“The Lure of Paris” program, ostensibly centered on France and French-inspired music, was presented by period-instrument ensemble Les Bostonade, founded in 2005 by harpsichordist Akiko Sato, a devotee of French music. The concise, invigorating performance on Friday night at First Church in Boston highlighted composers from several cultures.
Grafting the ritornellos and solos of the Italian concerto onto a French dance suite, Telemann’s Suite in A Minor (TWV 55:A3) featured recorder soloist Hèloise Degrugillier. Her expressive tone and incisive sense of rhythm enlivened Telemann’s novel formal ideas, such as the fleet double-time section of the “Air à l’Italien” and the daredevil scalar ascents barging in on an otherwise restrained “Menuet.” The Réjouissance highlighted Degrugillier’s clean divisions and unshakeable sense of line (amidst Telemann’s breath-defying passages), and the Polonaise closed the piece with her wrapping silvery ribbons over the violins, before tossing out spiky, immaculately executed octaves. Aside from a slightly lagging tempo in the final movement, the leader’s direction from behind the harpsichord and the eight strings of the ensemble provided solid accompaniment and a smooth balance that never swamped the soloist.
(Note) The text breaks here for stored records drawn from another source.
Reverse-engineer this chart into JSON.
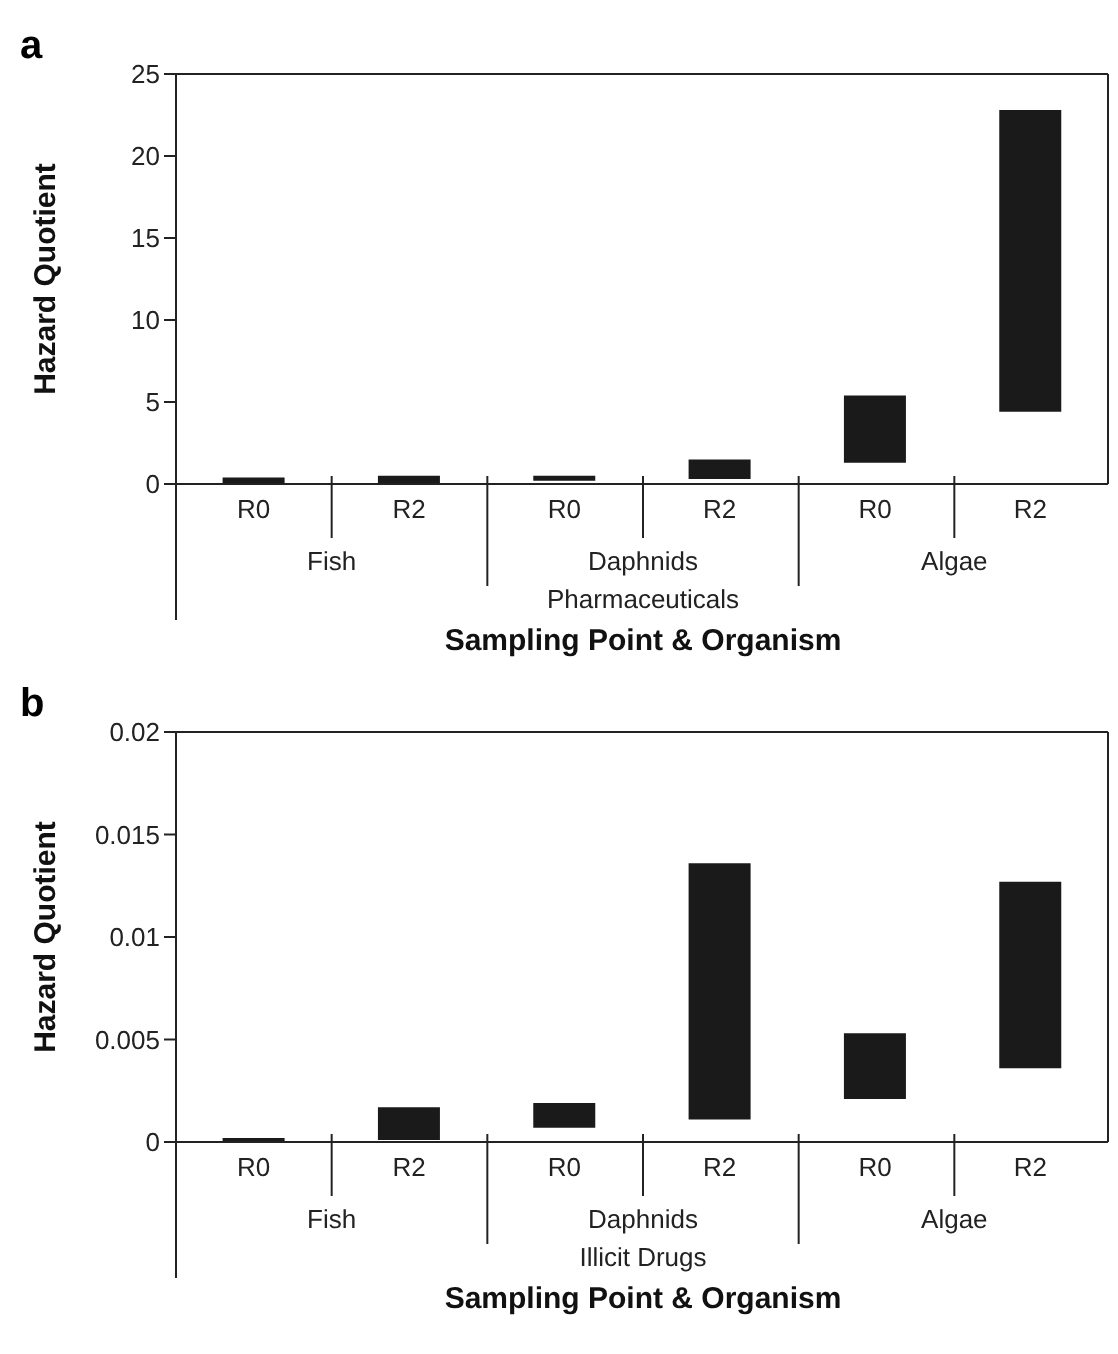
{
  "chart_data": [
    {
      "type": "bar",
      "title": "a",
      "ylabel": "Hazard Quotient",
      "xlabel": "Sampling Point & Organism",
      "categories": [
        "R0",
        "R2",
        "R0",
        "R2",
        "R0",
        "R2"
      ],
      "annotations": [
        "Fish",
        "Daphnids",
        "Algae",
        "Pharmaceuticals"
      ],
      "series": [
        {
          "color": "#1a1a1a",
          "values": [
            0.4,
            0.5,
            0.3,
            1.2,
            4.1,
            18.4
          ],
          "base": [
            0,
            0,
            0.2,
            0.3,
            1.3,
            4.4
          ]
        }
      ],
      "ylim": [
        0,
        25
      ],
      "yticks": [
        0,
        5,
        10,
        15,
        20,
        25
      ],
      "grid": false,
      "legend": false
    },
    {
      "type": "bar",
      "title": "b",
      "ylabel": "Hazard Quotient",
      "xlabel": "Sampling Point & Organism",
      "categories": [
        "R0",
        "R2",
        "R0",
        "R2",
        "R0",
        "R2"
      ],
      "annotations": [
        "Fish",
        "Daphnids",
        "Algae",
        "Illicit Drugs"
      ],
      "series": [
        {
          "color": "#1a1a1a",
          "values": [
            0.0002,
            0.0016,
            0.0012,
            0.0125,
            0.0032,
            0.0091
          ],
          "base": [
            0,
            0.0001,
            0.0007,
            0.0011,
            0.0021,
            0.0036
          ]
        }
      ],
      "ylim": [
        0,
        0.02
      ],
      "yticks": [
        0,
        0.005,
        0.01,
        0.015,
        0.02
      ],
      "grid": false,
      "legend": false
    }
  ]
}
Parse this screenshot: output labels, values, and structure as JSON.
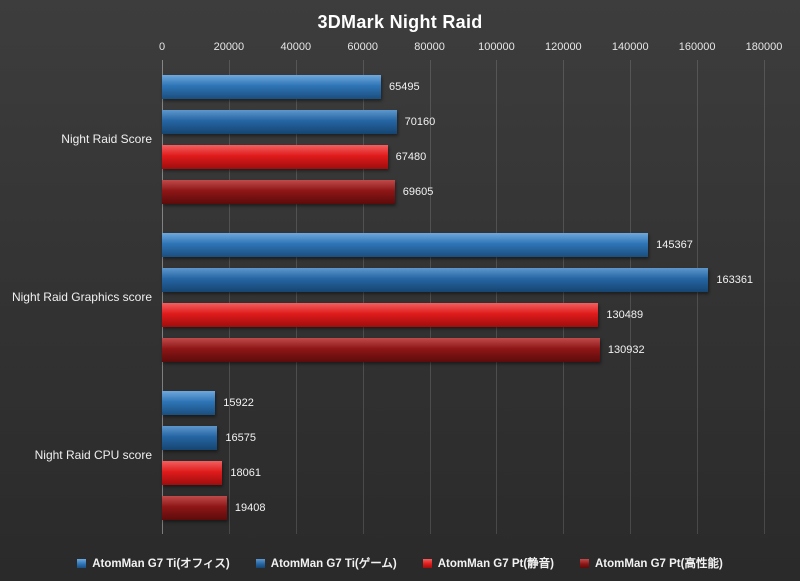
{
  "title": "3DMark Night Raid",
  "colors": {
    "background_top": "#3d3d3d",
    "background_bottom": "#2a2a2a",
    "grid": "rgba(255,255,255,0.14)",
    "text": "#eeeeee"
  },
  "chart_data": {
    "type": "bar",
    "orientation": "horizontal",
    "title": "3DMark Night Raid",
    "categories": [
      "Night Raid Score",
      "Night Raid Graphics score",
      "Night Raid CPU score"
    ],
    "series": [
      {
        "name": "AtomMan G7 Ti(オフィス)",
        "color": "#2E75B6",
        "color_light": "#6FA8DC",
        "color_dark": "#1B4E7E",
        "values": [
          65495,
          145367,
          15922
        ]
      },
      {
        "name": "AtomMan G7 Ti(ゲーム)",
        "color": "#2565A3",
        "color_light": "#5E97CC",
        "color_dark": "#164570",
        "values": [
          70160,
          163361,
          16575
        ]
      },
      {
        "name": "AtomMan G7 Pt(静音)",
        "color": "#E01B1B",
        "color_light": "#F26060",
        "color_dark": "#9E0E0E",
        "values": [
          67480,
          130489,
          18061
        ]
      },
      {
        "name": "AtomMan G7 Pt(高性能)",
        "color": "#8E1616",
        "color_light": "#C04A4A",
        "color_dark": "#5C0B0B",
        "values": [
          69605,
          130932,
          19408
        ]
      }
    ],
    "x_axis": {
      "min": 0,
      "max": 180000,
      "step": 20000
    },
    "legend_position": "bottom",
    "grid": true
  }
}
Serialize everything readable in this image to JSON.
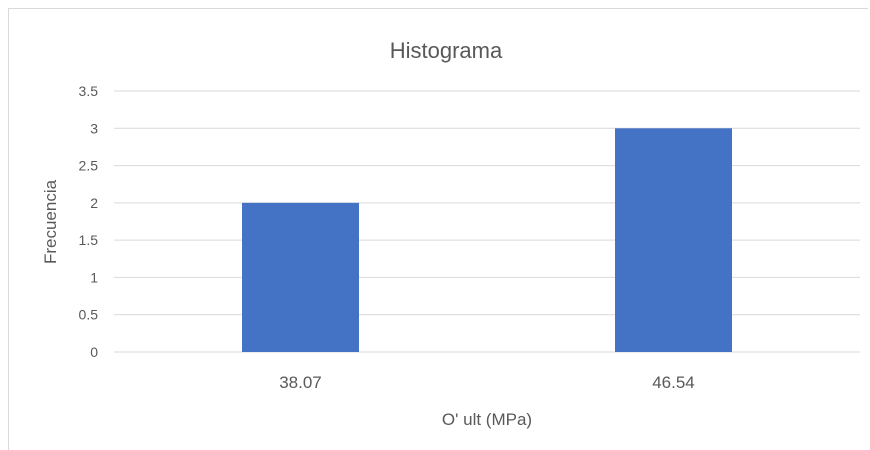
{
  "chart_data": {
    "type": "bar",
    "title": "Histograma",
    "xlabel": "O' ult (MPa)",
    "ylabel": "Frecuencia",
    "categories": [
      "38.07",
      "46.54"
    ],
    "values": [
      2,
      3
    ],
    "ylim": [
      0,
      3.5
    ],
    "yticks": [
      "0",
      "0.5",
      "1",
      "1.5",
      "2",
      "2.5",
      "3",
      "3.5"
    ],
    "grid": true,
    "legend": "none",
    "bar_color": "#4472c4",
    "gridline_color": "#d9d9d9",
    "text_color": "#595959"
  }
}
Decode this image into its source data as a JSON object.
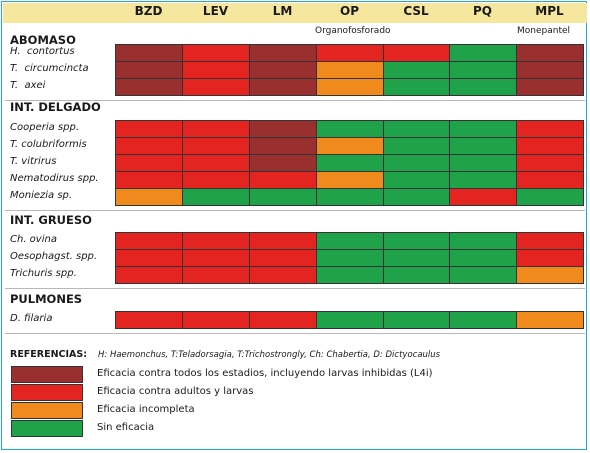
{
  "colors": {
    "dark": "#9a2f2f",
    "red": "#e32420",
    "orange": "#f08a1c",
    "green": "#1fa24a"
  },
  "columns": [
    "BZD",
    "LEV",
    "LM",
    "OP",
    "CSL",
    "PQ",
    "MPL"
  ],
  "notes": {
    "op": "Organofosforado",
    "mpl": "Monepantel"
  },
  "sections": [
    {
      "title": "ABOMASO",
      "rows": [
        {
          "label": "H.  contortus",
          "cells": [
            "dark",
            "red",
            "dark",
            "red",
            "red",
            "green",
            "dark"
          ]
        },
        {
          "label": "T.  circumcincta",
          "cells": [
            "dark",
            "red",
            "dark",
            "orange",
            "green",
            "green",
            "dark"
          ]
        },
        {
          "label": "T.  axei",
          "cells": [
            "dark",
            "red",
            "dark",
            "orange",
            "green",
            "green",
            "dark"
          ]
        }
      ]
    },
    {
      "title": "INT. DELGADO",
      "rows": [
        {
          "label": "Cooperia spp.",
          "cells": [
            "red",
            "red",
            "dark",
            "green",
            "green",
            "green",
            "red"
          ]
        },
        {
          "label": "T. colubriformis",
          "cells": [
            "red",
            "red",
            "dark",
            "orange",
            "green",
            "green",
            "red"
          ]
        },
        {
          "label": "T. vitrirus",
          "cells": [
            "red",
            "red",
            "dark",
            "green",
            "green",
            "green",
            "red"
          ]
        },
        {
          "label": "Nematodirus spp.",
          "cells": [
            "red",
            "red",
            "red",
            "orange",
            "green",
            "green",
            "red"
          ]
        },
        {
          "label": "Moniezia sp.",
          "cells": [
            "orange",
            "green",
            "green",
            "green",
            "green",
            "red",
            "green"
          ]
        }
      ]
    },
    {
      "title": "INT. GRUESO",
      "rows": [
        {
          "label": "Ch. ovina",
          "cells": [
            "red",
            "red",
            "red",
            "green",
            "green",
            "green",
            "red"
          ]
        },
        {
          "label": "Oesophagst. spp.",
          "cells": [
            "red",
            "red",
            "red",
            "green",
            "green",
            "green",
            "red"
          ]
        },
        {
          "label": "Trichuris spp.",
          "cells": [
            "red",
            "red",
            "red",
            "green",
            "green",
            "green",
            "orange"
          ]
        }
      ]
    },
    {
      "title": "PULMONES",
      "rows": [
        {
          "label": "D. filaria",
          "cells": [
            "red",
            "red",
            "red",
            "green",
            "green",
            "green",
            "orange"
          ]
        }
      ]
    }
  ],
  "references": {
    "title": "REFERENCIAS:",
    "subtitle": "H: Haemonchus, T:Teladorsagia, T:Trichostrongly, Ch: Chabertia, D: Dictyocaulus",
    "items": [
      {
        "color": "dark",
        "text": "Eficacia contra todos los estadios, incluyendo larvas inhibidas (L4i)"
      },
      {
        "color": "red",
        "text": "Eficacia contra adultos y larvas"
      },
      {
        "color": "orange",
        "text": "Eficacia incompleta"
      },
      {
        "color": "green",
        "text": "Sin eficacia"
      }
    ]
  }
}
Jean-Marie Leclair promoted the Italian three-movement, fast/slow/fast concerto form in France while incorporating his native country’s aesthetic. His Violin Concerto in A Major (op. 7, No. 6) opened with a cocky, strutting Allegro from the orchestra and violinist Sarah Darling’s teasing runs. Despite a tendency to occasionally lean into some phrases a bit brusquely, her dynamic nuances and playfully singing upper register illustrated two violinists conversing across the pages of a score.
The decision to place theorbo player Esteban La Rotta stage front alongside the soloist seemed unusual at first, but his glistening plucks next to Darling’s double-stops in the central Aria Grazioso made for an invitingly rustic scene, with the orchestra nearly stealing the show during their warm, textured tutti. Relaxed fiddling segued into an upbeat country-dance for the closing Allegro, with Darling skipping along, digging into descending arpeggios and returning to the well-articulated upper register of the first movement. Leclair’s promenading concerto owed as much to Italian virtuosity and lyricism as France’s distinct blend of pomp and refinement.
While Vivaldi stuck to his home of Italy as well as his own very personal style for most of his life, closing the program with one of his works illustrated the Venetian composer’s influence throughout Europe. His “Paris” Concerto for Strings (RV 121) was presented as a gift to a French nobleman, and its typically Vivaldian drive and harmony were echoed in the preceding works. Les Bostonades mostly let the music speak for itself, adding subtle but telling terraced dynamics to the infectiously chugging theme of first movement Allegro. The use of one player per part for the Adagio’s sheets of harmony allowed La Rotta’s theorbo to chime through, turning what looked like orchestral misbalance into a unique aural effect. Following the tightly played, sprightly-articulated Allegro that closed the program, a small child offered precise critical analysis: “That was fun!”
Rameau’s “Entrée des Sauvages” (Entrance of the Savages) from his opéra-ballet Les Indes Galantes, with its faux-earthy harmonies, bumping and grinding theme and shaking tambourine made for an energetic encore as well as a revealing example of musical stereotyping. The Baroque era can seem like a round robin of German, French, Italian, and English styles, yet Les Bostonades reminded their audience that musicians create music, not countries.